The anti-Diliberto signs are posted on stopthekilling.net, a website affiliated with the Animal Liberation Front, which has labeled pictures of Stuckey and other top city animal services officials "Targets" and "Most Wanted Scum." Over the past two years, the Los Angeles Police Department and the FBI have increasingly focused on the Animal Liberation Front. Both law enforcement agencies say they have linked the group to vandalism against McDonald's restaurants in the Harbor Gateway and Crenshaw districts as well as earlier this year in Torrance. Slogans spray-painted by the vandals included "Don't feed your kids McKillers," "Stop McKiller" and "We won't sleep until the slaughter ends". No arrests have been made.

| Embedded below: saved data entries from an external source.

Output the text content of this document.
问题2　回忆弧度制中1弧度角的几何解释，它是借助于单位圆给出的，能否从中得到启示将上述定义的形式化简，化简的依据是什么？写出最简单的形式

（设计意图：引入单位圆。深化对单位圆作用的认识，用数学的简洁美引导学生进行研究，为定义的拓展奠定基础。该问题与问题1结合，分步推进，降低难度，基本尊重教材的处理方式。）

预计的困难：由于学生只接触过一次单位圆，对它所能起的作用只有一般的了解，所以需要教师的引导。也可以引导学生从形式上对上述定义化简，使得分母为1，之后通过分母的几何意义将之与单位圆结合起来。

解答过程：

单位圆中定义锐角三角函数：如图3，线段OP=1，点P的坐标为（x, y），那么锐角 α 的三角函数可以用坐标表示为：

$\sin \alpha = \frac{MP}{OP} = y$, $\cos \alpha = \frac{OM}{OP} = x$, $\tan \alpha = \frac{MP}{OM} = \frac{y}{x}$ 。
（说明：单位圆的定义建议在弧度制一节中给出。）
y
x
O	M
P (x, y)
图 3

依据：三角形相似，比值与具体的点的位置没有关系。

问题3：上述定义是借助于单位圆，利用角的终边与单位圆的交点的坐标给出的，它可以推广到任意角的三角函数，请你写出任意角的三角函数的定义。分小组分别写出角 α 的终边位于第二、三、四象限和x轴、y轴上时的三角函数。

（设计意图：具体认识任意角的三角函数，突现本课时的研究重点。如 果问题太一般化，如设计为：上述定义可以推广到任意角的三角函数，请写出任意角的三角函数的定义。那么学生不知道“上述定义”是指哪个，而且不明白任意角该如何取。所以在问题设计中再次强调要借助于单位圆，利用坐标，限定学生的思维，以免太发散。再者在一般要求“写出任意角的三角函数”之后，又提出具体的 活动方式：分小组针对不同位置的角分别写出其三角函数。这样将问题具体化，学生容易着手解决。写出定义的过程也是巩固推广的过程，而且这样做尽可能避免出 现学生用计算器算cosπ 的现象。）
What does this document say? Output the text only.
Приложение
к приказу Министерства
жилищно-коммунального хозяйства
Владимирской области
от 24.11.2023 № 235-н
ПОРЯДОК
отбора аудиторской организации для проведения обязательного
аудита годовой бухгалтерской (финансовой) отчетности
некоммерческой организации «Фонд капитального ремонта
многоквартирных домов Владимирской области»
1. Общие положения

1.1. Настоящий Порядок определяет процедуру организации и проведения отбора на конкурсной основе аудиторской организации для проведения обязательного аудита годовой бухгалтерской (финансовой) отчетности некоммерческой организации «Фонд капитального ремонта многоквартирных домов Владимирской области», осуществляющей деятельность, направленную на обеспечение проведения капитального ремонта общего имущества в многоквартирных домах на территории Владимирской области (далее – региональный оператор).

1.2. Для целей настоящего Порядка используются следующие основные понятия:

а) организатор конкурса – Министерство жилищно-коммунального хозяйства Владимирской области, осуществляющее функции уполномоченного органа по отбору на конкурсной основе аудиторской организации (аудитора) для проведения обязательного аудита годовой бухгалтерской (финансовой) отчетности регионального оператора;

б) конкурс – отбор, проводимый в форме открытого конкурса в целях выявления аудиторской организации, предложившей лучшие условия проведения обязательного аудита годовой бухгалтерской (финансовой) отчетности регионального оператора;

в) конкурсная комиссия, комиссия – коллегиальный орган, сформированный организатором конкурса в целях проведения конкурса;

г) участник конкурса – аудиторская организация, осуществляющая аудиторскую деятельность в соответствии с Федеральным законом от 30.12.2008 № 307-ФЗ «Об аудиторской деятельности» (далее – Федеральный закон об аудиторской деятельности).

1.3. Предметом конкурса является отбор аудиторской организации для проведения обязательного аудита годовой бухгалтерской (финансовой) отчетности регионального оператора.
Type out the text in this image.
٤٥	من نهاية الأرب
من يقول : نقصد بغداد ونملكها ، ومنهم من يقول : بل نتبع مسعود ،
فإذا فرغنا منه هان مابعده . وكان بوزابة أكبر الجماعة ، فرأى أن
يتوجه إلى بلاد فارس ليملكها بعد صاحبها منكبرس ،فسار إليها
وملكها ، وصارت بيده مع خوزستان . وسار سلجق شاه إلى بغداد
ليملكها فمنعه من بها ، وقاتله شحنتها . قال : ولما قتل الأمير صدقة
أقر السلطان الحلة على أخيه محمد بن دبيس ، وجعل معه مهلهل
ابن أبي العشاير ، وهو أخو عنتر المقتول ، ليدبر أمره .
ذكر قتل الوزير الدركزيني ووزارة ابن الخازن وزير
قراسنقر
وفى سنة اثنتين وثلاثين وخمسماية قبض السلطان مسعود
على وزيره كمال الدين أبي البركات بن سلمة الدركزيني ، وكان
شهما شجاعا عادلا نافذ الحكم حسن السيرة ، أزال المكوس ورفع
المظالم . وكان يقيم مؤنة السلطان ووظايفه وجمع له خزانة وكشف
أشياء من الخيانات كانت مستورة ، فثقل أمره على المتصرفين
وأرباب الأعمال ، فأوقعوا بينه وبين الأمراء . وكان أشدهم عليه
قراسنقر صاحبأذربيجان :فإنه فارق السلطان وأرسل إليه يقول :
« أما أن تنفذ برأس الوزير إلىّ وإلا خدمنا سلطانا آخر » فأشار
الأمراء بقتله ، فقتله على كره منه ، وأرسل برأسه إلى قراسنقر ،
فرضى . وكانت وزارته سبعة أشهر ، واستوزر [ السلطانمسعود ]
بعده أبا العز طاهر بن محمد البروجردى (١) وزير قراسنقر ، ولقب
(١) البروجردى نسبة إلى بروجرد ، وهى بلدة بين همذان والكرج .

In December, the group was suspected of vandalizing the Sylmar home of Jackie David, a former spokeswoman for the Animal Services Department, although no arrests were made, according to the LAPD.
Six people were detained April 26 on suspicion of felony vandalism after allegedly breaking windows and defacing the Hollywood Hills home of an executive with a Pasadena life sciences company.
Randy Parsons, acting assistant director of the FBI in Los Angeles, said his office is concerned by the group's "pattern of vandalism and harassment."
"When it's brought to people's homes the potential for confrontation and injury is far greater," Parsons said. Ramona Ripston, executive director of the American Civil Liberties Union of Southern California, said picketing officials' homes, as the Animal Defense League members and other activists have been doing, is constitutionally protected.
But it needs to stop there, she said.
"When protesters move beyond protesting and break windows or write graffiti that's breaking the law," Ripston said, referring to the alleged activities of the Animal Liberation Front. "But passing an ordinance that says you can't protest in a residential neighborhood violates the 1st Amendment."
The conflict is at a stalemate: The activists say they won't stop, and Diliberto says he doesn't want to move from his home.
His neighbors say they support free speech, but the activists have gone too far and have little to show for it.
"My concern is that they're not using what I consider a constructive way to get their message across," said Charlie Hutchinson, president of the Larchmont Village Neighborhood Assn.